In 2011, Doe was serving time for “an assault charge that did not involve a sexual offense,” but he was “inappropriately housed in a dorm for sex offenders,” according to the lawsuit. 

According to the lawsuit, the “sexually abusive pattern” began with Whisonant gaining Doe’s trust and attention by buying him fast food, snacks, etc. Whisonant slowly escalated his aggressive behavior toward Doe — first by talking about sexual matters, then by rubbing Doe’s shoulders and grabbing his hand affectionately. 

Whisonant, of Columbia, would take Doe to “isolated areas” like the chapel when the sexual abuse began— despite the fact that other officers were around to see this, the lawsuit said.

“Whisonant would emphasize that as a corrections officer, he had authority and could do various things that would favor (Doe),” the lawsuit said. 

Eventually, during these times alone, he would start to touch Doe’s privates. Sometime between August and September 2011, Whisonant “persuaded” Doe to have sex, the lawsuit said.

The 11-page lawsuit accuses Whisonant of using excessive force while pursuing inappropriate sexual activity with a minor (Doe). 

According to the lawsuit, Doe told other corrections officers about the sexual abuse and other inmates were aware of it. 

Whisonant was arrested Oct. 7, 2011 and charged with two counts of sexual conduct with an inmate, two counts of misconduct in office, and assault and battery. He was fired the day before his arrest, according to Prison Legal News. WIS reported he confessed at the time, according to the warrants.

He pled guilty to four of those charges, according to online documents. He was sentenced to three years probation, which he violated in 2016.
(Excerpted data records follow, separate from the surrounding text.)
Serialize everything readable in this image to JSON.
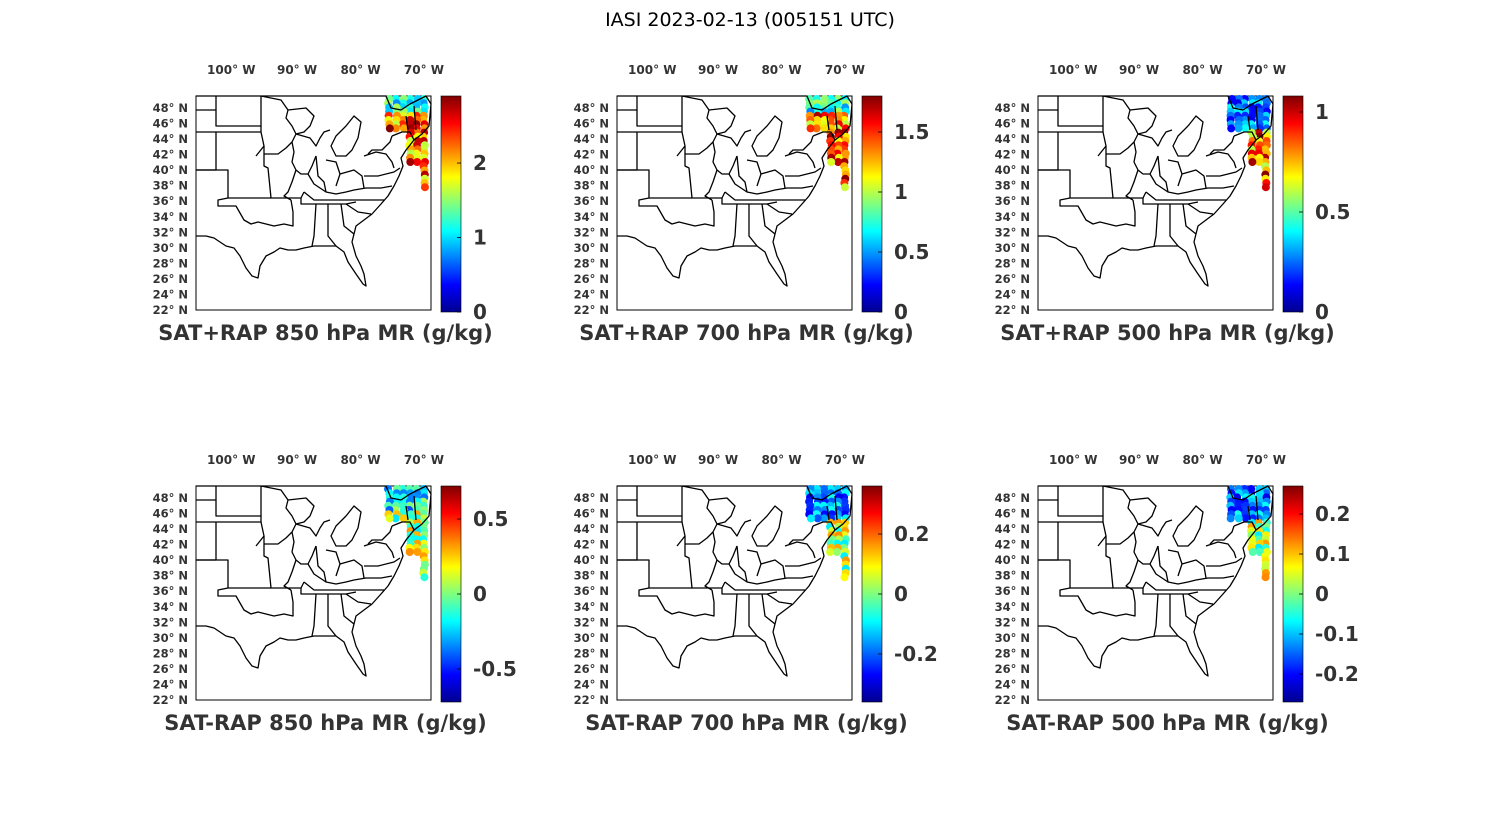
{
  "figure_title": "IASI 2023-02-13 (005151 UTC)",
  "lon_ticks": [
    "100° W",
    "90° W",
    "80° W",
    "70° W"
  ],
  "lat_ticks": [
    "48° N",
    "46° N",
    "44° N",
    "42° N",
    "40° N",
    "38° N",
    "36° N",
    "34° N",
    "32° N",
    "30° N",
    "28° N",
    "26° N",
    "24° N",
    "22° N"
  ],
  "map_extent": {
    "lon_min": -107,
    "lon_max": -66,
    "lat_min": 21,
    "lat_max": 50
  },
  "colormap": "jet",
  "panels": [
    {
      "title": "SAT+RAP 850 hPa MR (g/kg)",
      "clim": [
        0,
        2.9
      ],
      "cbar_ticks": [
        "0",
        "1",
        "2"
      ],
      "cbar_tick_values": [
        0,
        1,
        2
      ]
    },
    {
      "title": "SAT+RAP 700 hPa MR (g/kg)",
      "clim": [
        0,
        1.8
      ],
      "cbar_ticks": [
        "0",
        "0.5",
        "1",
        "1.5"
      ],
      "cbar_tick_values": [
        0,
        0.5,
        1,
        1.5
      ]
    },
    {
      "title": "SAT+RAP 500 hPa MR (g/kg)",
      "clim": [
        0,
        1.08
      ],
      "cbar_ticks": [
        "0",
        "0.5",
        "1"
      ],
      "cbar_tick_values": [
        0,
        0.5,
        1
      ]
    },
    {
      "title": "SAT-RAP 850 hPa MR (g/kg)",
      "clim": [
        -0.72,
        0.72
      ],
      "cbar_ticks": [
        "-0.5",
        "0",
        "0.5"
      ],
      "cbar_tick_values": [
        -0.5,
        0,
        0.5
      ]
    },
    {
      "title": "SAT-RAP 700 hPa MR (g/kg)",
      "clim": [
        -0.36,
        0.36
      ],
      "cbar_ticks": [
        "-0.2",
        "0",
        "0.2"
      ],
      "cbar_tick_values": [
        -0.2,
        0,
        0.2
      ]
    },
    {
      "title": "SAT-RAP 500 hPa MR (g/kg)",
      "clim": [
        -0.27,
        0.27
      ],
      "cbar_ticks": [
        "-0.2",
        "-0.1",
        "0",
        "0.1",
        "0.2"
      ],
      "cbar_tick_values": [
        -0.2,
        -0.1,
        0,
        0.1,
        0.2
      ]
    }
  ],
  "colors": {
    "border": "#000000",
    "text": "#333333",
    "title": "#000000"
  }
}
The lawsuit accuses SCDJJ officials of violating Doe’s Fourteenth Amendment rights by failing to intervene and protect Doe from Whisonant’s unconstitutional use of force and by failing to train and supervise its employees.

The lawsuit includes ten separate claims against SCDJJ for failure to supervise, negligent hiring, and assaults and batteries suffered by Doe.

“SCDJJ knew or should have known that due to the existence of a dorm for juvenile sex offenders, potential predators would be attracted to working in or around a dorm for juvenile sex offenders,” the lawsuit said.

As a result, Doe “suffered physical injury, psychological harm, experienced pain and suffering, mental anguish, and a loss of enjoyment of life.”

Summerville, South Carolina attorney Asby Fulmer is representing Doe in the lawsuit, and Lexington, South Carolina attorney Patrick Fawley is representing SCDJJ. 

Other SCDJJ lawsuit

Earlier this month, the Department of Justice ( (DOJ) found that conditions Broad River Road Complex (BRRC) in Columbia, South Carolina, violate the Fourteenth Amendment of the Constitution.

The DOJ released an 18-page report detailing the level of the violence, abuse and harsh conditions at the Columbia facility housing an average of over 100 teens who are all under 17-years old.

In a letter to Gov. Henry McMaster, whose administration oversees the Department of Juvenile Justice (SCDJJ), assistant attorney general Eric Dreiband said the DOJ’s extensive investigation found that “South Carolina fails to keep youth reasonably safe from youth-on-youth violence at the BRRC.”

“SCDJJ, through its failure to train its staff, implement effective behavior management tools, and establish key safety features in its physical plant, seriously harms youth or places them at substantial risk of serious harm from other youth,” the letter said. “Additionally, SCDJJ seriously harms youth by using isolation for punitive rather than legitimate purposes and by placing youth in isolation for lengthy periods.”

The report contained shocking numbers on youth violence in the BRRC. In an 11-month timeframe, there were:

  • 134 fights
  • 71 assaults
  • 99 injuries from violence
  • Fights and assaults 2 of every 3 days (average).

The report details graphic incidents of violence in which the guards failed to protect the youth. 

The Attorney General could file a lawsuit if these conditions are not corrected within 49 days, according to the letter. However, Dreiband wrote they hope “to resolve this matter through a more cooperative approach.”